Enough gushing. As for road trippin' in the winter, here's my take:
If you drive, my strongest advice is to stay clear of Chicago (go through the mid southern rural area instead) and be EXTRA leery in Indiana. It isn't Lincoln's Childhood Home as it says on the placards, for nothing. Been through a few times and saw tons of people being arrested or pulled over each time. I usually try to have a full tank for the Ohio and Indiana runs so as to never have to stop and to be able to use back roads. I can give you some fairly clear routes to run on the roads, but my bet is to head through Illinois, west to Iowa, cut straight north to Minnesota and then straight west until Rapid City, SD, from there, you can cut west north of Rapid, through Sundance, Wyoming, which is right off the interstate (I 90) and head south to ML's in Newcastle, or cut straight past Mount Rushmore from Rapid and after some winding windy roads which take two hours to cross 50 miles or so, you'll be right at her front door (more or less.) Crook county, by the way, is possibly the prettiest area short of going up to Cody/Sheridan/Buffalo up in the Big Horns or all the way to the Rockies.

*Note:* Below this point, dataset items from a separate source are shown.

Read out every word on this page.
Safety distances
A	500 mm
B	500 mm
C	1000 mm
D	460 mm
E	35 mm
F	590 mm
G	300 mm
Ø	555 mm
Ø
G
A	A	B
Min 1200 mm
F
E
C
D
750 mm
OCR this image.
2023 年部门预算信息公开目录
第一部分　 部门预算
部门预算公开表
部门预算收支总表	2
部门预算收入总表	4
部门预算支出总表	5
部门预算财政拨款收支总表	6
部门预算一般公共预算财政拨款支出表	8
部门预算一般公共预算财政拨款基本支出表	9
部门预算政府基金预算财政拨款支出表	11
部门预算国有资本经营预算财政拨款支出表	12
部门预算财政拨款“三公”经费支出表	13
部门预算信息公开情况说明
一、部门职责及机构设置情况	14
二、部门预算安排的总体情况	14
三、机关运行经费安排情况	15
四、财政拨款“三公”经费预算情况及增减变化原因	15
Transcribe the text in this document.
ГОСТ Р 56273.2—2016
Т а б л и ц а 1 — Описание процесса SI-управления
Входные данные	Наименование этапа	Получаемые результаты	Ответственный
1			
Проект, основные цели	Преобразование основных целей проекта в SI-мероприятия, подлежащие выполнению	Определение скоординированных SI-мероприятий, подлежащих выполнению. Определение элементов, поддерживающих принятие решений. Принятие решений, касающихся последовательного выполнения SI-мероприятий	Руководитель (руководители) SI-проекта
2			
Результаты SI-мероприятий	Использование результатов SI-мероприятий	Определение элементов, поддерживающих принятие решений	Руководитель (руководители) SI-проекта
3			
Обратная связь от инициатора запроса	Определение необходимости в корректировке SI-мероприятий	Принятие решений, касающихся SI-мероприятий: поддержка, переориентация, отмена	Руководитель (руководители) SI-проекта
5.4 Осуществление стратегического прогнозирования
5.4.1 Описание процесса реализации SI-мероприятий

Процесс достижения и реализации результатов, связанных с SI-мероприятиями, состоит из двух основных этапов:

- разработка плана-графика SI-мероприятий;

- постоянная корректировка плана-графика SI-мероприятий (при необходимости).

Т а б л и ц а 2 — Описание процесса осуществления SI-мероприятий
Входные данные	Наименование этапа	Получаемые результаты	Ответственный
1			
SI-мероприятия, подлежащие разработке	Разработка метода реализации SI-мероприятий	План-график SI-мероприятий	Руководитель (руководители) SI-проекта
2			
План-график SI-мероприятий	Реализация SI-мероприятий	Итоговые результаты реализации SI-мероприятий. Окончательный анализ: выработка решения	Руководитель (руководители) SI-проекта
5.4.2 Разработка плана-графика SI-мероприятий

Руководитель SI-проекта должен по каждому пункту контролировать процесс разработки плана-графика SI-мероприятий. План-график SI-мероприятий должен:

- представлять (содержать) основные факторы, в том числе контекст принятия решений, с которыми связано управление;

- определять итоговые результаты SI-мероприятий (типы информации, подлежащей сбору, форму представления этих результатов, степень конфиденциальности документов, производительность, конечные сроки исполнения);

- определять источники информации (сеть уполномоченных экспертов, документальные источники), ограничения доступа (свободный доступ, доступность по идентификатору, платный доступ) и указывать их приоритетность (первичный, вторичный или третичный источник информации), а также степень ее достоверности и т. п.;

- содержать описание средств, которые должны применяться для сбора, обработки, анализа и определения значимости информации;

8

If you take the southern Nebraska route to ML's you'll be coming up through Lusk, instead and heading north through some pretty desolate area reminiscent of post apocalyptic videogames and movies. Not quite Mad Max, but possibly Borderlands without the axe wielding cannibal Psychos. Just coyotes and truck scales, mostly, oh, and wind... and those thrice damned antelope. Try NOT to drive at night if you can, and if you do, give yourself time, go slow and expect stupid four legged grass eaters of all sorts to try jumping in front of whatever you drive. Them's good eatin' if you shoot them instead of ramming them. Expensive game meat if you trade body work and engine work for a few dozen pounds of meat..
Oh, and the best part about Wyoming and Montana? #1 and #2 states for being least likely to get a traffic ticket, period. So if you got a broken headlight or tail light, don't fret, look around you, most people, possibly even the cops (as few as they are) probably have two.